Rien à foutre des Gallois. Ils jouent la 3e place et ils rentrent chez eux. Pas bon pour le rugby… l’équipe de France, si elle est championne du monde, elle est championne du monde, un point c’est tout. Personne n’a rien dit sur l’Afrique du Sud en 2007.

Il est quand même rocambolesque ce parcours…

Mais l’équipe de France a toujours été rocambolesque! Si on est champion du monde, on le sera avec deux défaites en match de poule, et ça restera longtemps. Et on aura un record de plus. Et c’est tout!

Les joueurs ont-ils pris le pouvoir?

Non, Marc est toujours là, il est avec son groupe. Il a une façon de manager qui est sa façon, mais les joueurs n’ont pas pris le pouvoir. Ils ont pris conscience que c’est une Coupe du monde et qu’il faut gagner des matchs. Il les a mis devant le fait accompli: « maintenant c’est à vous, vous vous démerdez».

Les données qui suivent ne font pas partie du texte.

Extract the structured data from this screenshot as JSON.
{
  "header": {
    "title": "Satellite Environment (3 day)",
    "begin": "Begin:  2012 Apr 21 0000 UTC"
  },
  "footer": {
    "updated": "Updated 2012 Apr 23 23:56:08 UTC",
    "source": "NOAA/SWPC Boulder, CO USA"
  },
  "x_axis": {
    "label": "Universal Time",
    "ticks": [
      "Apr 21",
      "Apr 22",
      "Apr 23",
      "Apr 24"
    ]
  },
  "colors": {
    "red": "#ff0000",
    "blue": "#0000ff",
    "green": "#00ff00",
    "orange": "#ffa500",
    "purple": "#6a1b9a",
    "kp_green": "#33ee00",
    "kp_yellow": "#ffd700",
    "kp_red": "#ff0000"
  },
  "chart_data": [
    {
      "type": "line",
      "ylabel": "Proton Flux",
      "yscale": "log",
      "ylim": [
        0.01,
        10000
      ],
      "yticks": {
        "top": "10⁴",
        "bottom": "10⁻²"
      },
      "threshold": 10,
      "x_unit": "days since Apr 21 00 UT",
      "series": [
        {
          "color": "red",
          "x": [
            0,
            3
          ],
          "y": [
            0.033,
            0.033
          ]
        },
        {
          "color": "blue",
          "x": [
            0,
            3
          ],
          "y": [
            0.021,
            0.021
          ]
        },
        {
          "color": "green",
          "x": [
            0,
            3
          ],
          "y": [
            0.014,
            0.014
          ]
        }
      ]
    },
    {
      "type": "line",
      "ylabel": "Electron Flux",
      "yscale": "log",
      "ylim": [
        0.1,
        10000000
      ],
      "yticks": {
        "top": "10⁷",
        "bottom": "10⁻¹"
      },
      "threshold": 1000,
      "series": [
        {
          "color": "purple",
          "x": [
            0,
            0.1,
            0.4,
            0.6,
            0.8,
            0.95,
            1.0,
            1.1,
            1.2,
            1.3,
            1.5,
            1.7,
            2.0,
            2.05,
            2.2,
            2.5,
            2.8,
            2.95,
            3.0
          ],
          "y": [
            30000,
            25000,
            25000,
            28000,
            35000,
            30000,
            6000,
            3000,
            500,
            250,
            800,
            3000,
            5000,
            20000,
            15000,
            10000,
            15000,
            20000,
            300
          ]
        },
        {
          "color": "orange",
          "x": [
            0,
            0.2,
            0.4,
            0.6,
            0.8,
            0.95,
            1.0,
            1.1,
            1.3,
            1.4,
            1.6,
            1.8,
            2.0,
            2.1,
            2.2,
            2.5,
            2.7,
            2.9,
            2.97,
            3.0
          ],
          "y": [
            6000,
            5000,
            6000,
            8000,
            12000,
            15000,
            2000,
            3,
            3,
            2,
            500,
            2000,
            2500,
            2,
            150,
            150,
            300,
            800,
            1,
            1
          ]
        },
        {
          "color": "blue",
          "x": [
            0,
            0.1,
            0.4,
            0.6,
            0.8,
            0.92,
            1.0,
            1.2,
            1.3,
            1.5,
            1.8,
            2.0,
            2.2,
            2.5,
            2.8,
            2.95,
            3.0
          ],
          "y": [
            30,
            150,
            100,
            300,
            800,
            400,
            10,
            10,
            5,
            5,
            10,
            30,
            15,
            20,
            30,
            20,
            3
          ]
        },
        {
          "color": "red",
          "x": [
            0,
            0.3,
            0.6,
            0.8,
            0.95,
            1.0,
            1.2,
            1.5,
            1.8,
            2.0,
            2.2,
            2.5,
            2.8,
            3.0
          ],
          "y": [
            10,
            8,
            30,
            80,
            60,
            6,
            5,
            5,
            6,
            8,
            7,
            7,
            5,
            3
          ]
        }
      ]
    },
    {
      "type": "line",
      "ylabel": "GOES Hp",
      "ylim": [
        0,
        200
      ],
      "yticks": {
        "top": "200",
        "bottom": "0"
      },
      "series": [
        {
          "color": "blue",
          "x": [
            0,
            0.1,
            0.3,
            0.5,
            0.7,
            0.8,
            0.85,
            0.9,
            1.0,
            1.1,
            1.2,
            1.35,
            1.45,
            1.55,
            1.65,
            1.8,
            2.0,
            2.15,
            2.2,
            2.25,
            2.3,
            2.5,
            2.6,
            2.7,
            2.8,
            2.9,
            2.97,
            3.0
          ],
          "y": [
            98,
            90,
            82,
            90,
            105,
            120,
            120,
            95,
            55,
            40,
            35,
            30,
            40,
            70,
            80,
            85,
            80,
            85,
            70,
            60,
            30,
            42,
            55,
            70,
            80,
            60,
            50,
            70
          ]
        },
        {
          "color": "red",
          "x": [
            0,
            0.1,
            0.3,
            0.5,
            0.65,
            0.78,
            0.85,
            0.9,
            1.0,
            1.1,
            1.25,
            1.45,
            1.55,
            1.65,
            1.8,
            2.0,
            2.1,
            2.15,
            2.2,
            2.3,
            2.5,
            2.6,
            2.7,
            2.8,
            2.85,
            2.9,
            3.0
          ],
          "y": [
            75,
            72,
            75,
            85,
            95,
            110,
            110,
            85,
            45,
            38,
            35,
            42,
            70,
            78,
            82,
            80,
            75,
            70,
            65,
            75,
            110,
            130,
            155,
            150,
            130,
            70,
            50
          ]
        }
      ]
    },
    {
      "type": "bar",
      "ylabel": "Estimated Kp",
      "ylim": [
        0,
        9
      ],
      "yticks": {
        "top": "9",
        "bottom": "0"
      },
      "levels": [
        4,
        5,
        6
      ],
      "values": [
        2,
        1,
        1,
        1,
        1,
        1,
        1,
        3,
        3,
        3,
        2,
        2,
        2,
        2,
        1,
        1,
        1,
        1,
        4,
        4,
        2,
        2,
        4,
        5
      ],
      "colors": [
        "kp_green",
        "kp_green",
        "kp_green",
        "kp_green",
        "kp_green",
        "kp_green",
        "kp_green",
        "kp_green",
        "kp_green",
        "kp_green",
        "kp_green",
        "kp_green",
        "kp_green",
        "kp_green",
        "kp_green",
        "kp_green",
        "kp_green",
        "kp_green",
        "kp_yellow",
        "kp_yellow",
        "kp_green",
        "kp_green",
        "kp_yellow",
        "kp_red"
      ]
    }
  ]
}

(En pleine conversation, Dourthe tombe sur une déclaration de Steve Hansen, adjoint de Graham Henry dans le staff néo-zélandais: «la France a gagné le droit d’être en finale»).

La meilleure phrase elle est là. Le mérite… Mais qui mérite? On mérite quoi? Est-ce que les escrocs méritent d’être toujours en vie? Est-ce que les pédophiles méritent d’être toujours en vie? Bah ils le sont hein… On est en finale, est-ce qu’on le mérite ou pas? On n’en a rien foutre, et si on gagne, on emmerdera tout le monde, je vous le dis.